Broadly there are two aspects to Wikimedia in education. One is the content – for example, the articles in Wikipedia, the media in Wikimedia Commons, the textbooks in Wikisource. All of this content is in the public domain, available to use freely in our projects and subject to correction and improvement by that public. The other aspect is process. Contributing to Wikimedia can qualify as higher education when students are tasked with, say, digesting complex or technical information for a non-expert Wikipedia readership, or negotiating changes to an article which has an existing community of editors, or contributing an audio-recording which they later use in a project they publish under an open licence. More recently, Wikidata has emerged as a major presence on the linked and open data scene. I want to focus on Wikidata because it seems very promising as an approach to engaging students in the structured data which is increasingly shaping our world.

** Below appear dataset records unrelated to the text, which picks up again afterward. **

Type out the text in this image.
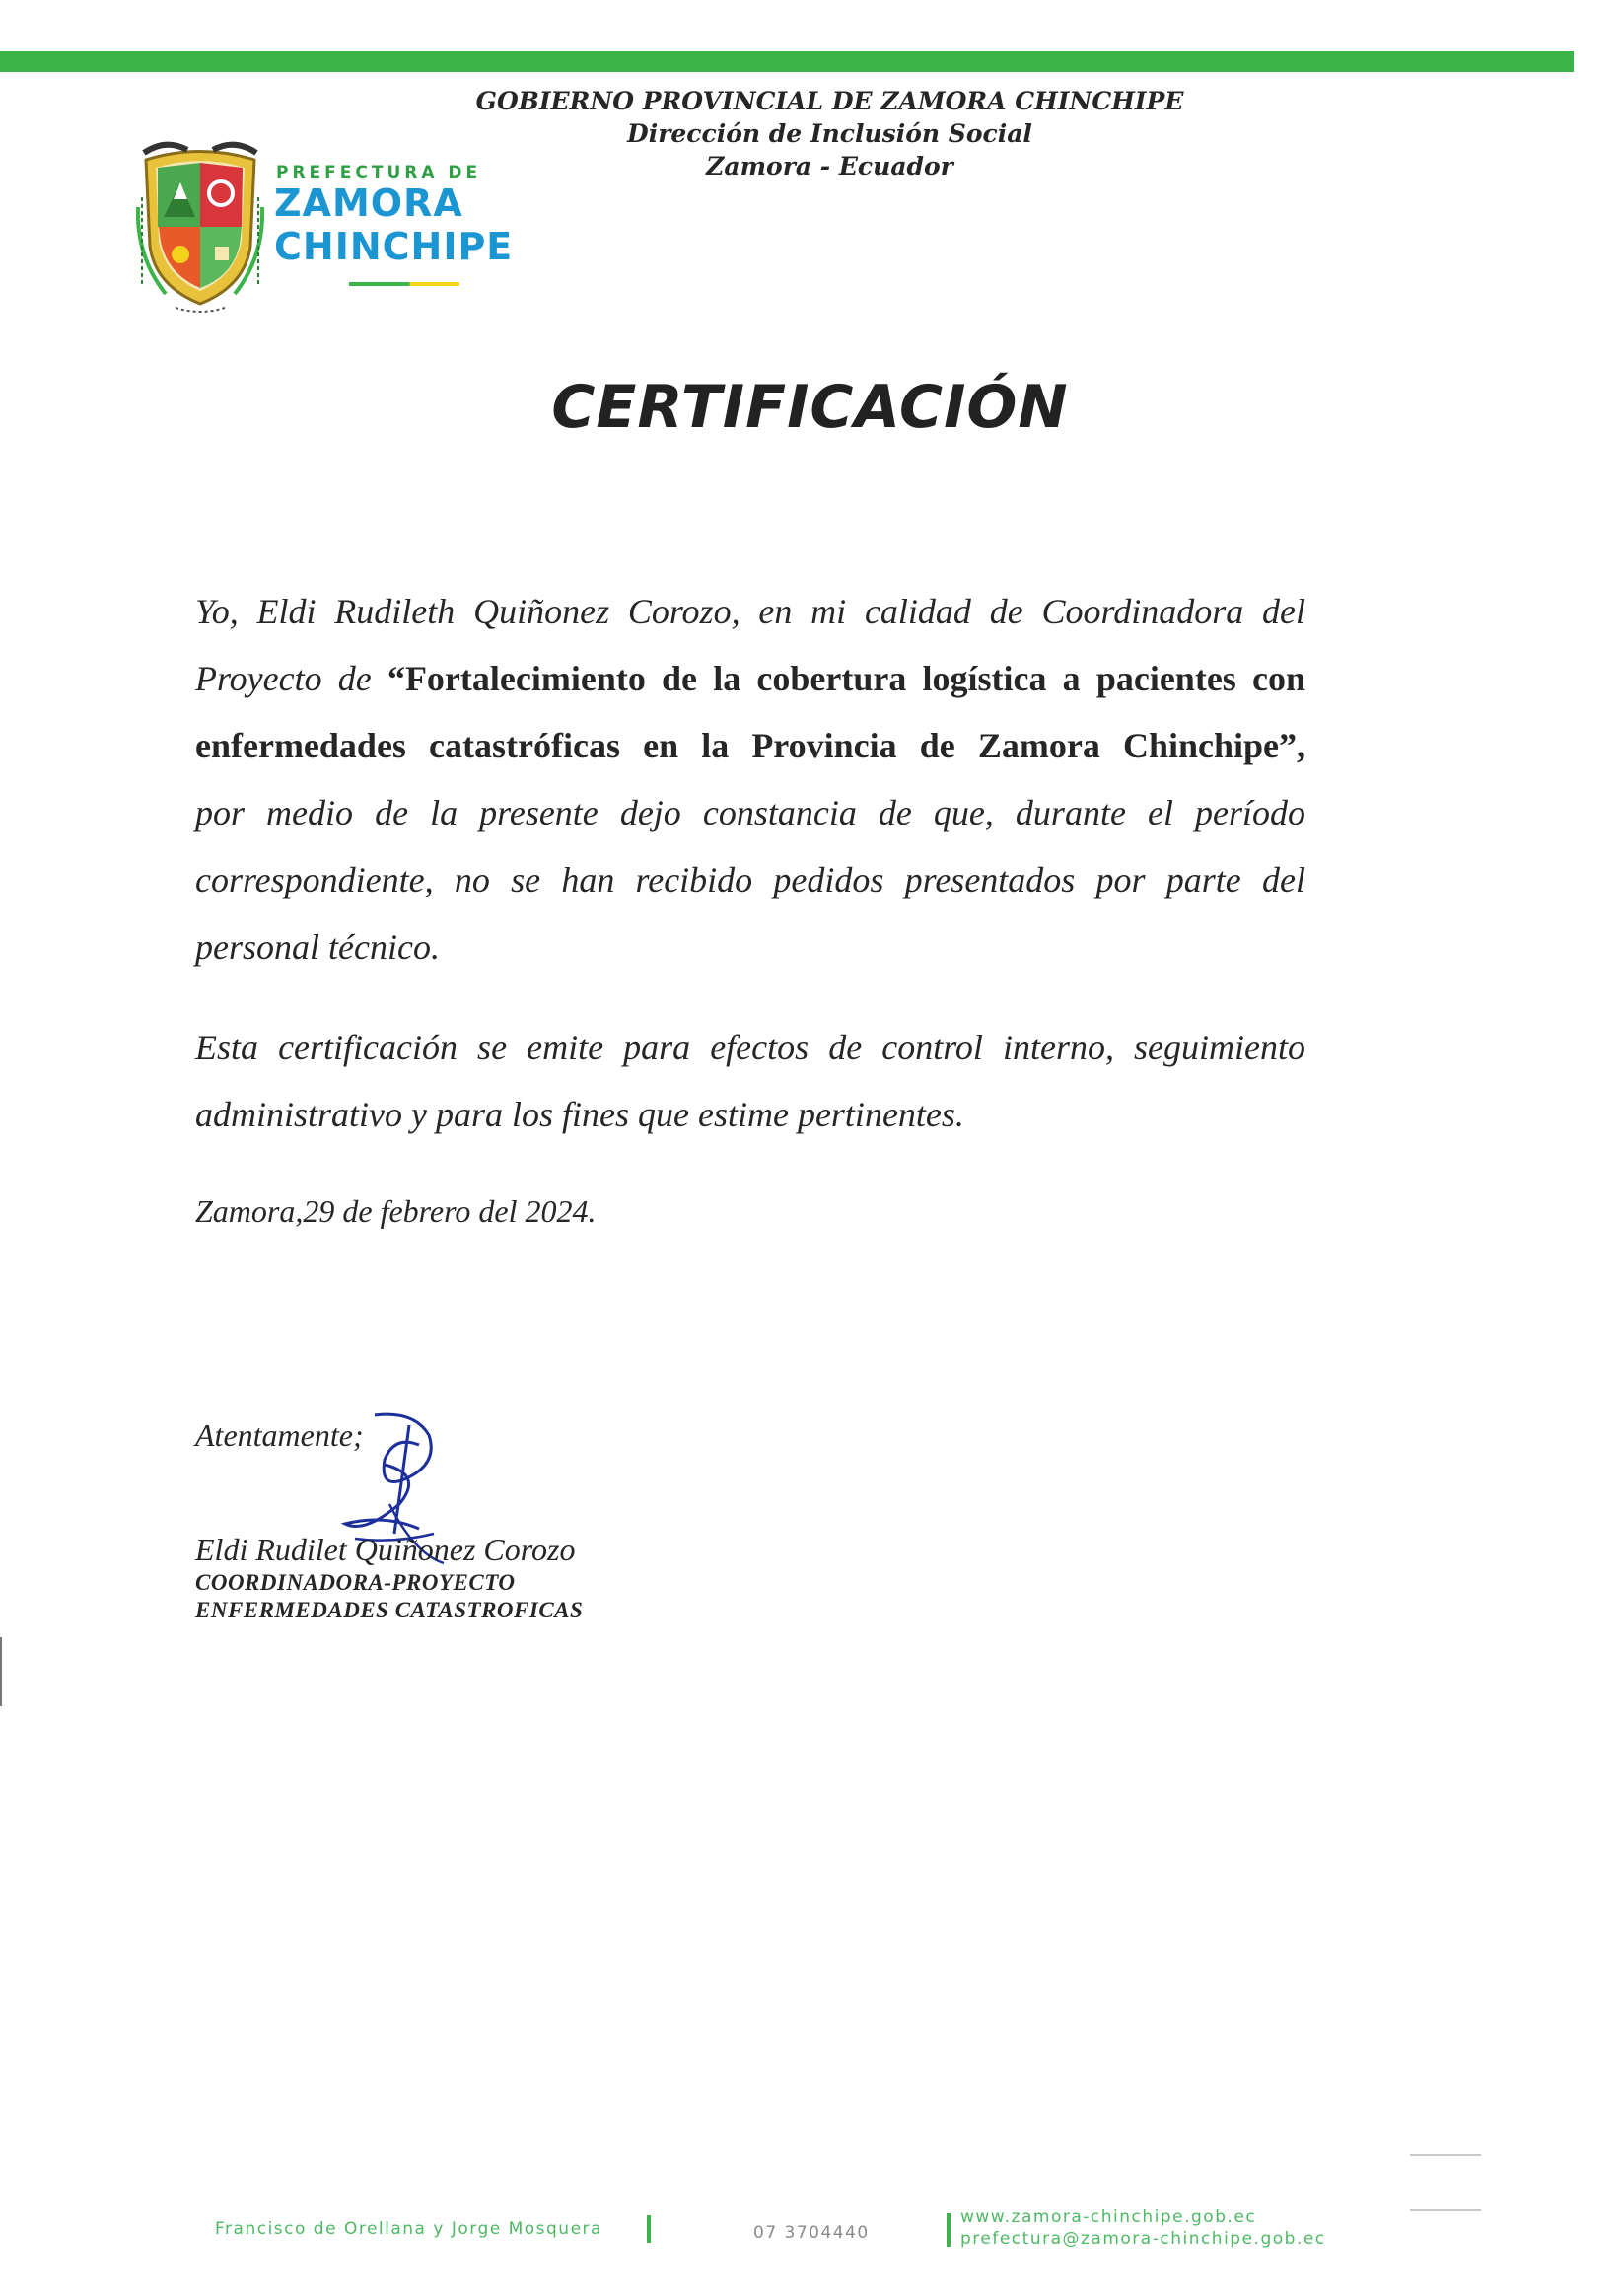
GOBIERNO PROVINCIAL DE ZAMORA CHINCHIPE
Dirección de Inclusión Social
Zamora - Ecuador
PREFECTURA DE
ZAMORA
CHINCHIPE
CERTIFICACIÓN
Yo, Eldi Rudileth Quiñonez Corozo, en mi calidad de Coordinadora del
Proyecto de “Fortalecimiento de la cobertura logística a pacientes con
enfermedades catastróficas en la Provincia de Zamora Chinchipe”,
por medio de la presente dejo constancia de que, durante el período
correspondiente, no se han recibido pedidos presentados por parte del
personal técnico.
Esta certificación se emite para efectos de control interno, seguimiento
administrativo y para los fines que estime pertinentes.
Zamora,29 de febrero del 2024.
Atentamente;
Eldi Rudilet Quiñonez Corozo
COORDINADORA-PROYECTO
ENFERMEDADES CATASTROFICAS
Francisco de Orellana y Jorge Mosquera	07 3704440
www.zamora-chinchipe.gob.ec
prefectura@zamora-chinchipe.gob.ec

Wikidata is conceived as the central data storage for the aforementioned Wikimedia projects. Unlike Wikipedia, Wikidata can be read by machines as well as humans, which means it can be queried. So if you – as we did today – wish to see at a glance the notable alumni from a given university, you can. Today we gave a little back to our hosts by contributing an ‘Educated at’ value to a number of alumni which lacked it on Wikidata. This enabled those people to be picked up by a Wikidata query and visualised. But institutions tend to merge or change their names, so I added a ‘Followed by’ attribute to the Wikidata entry for Hornsey College of Art (which merged into Middlesex Polytechnic), allowing the query to be refine to include Hornsey alumni too. I also visualised UCL’s notable alumni as a timeline (crowded – zoom out!) and a map. The timeline platform is called Histropedia and is the work of Navino Evans. It is available to all and – thinking public engagement – is reputedly a very good way to visualise research data without needing to hire somebody in.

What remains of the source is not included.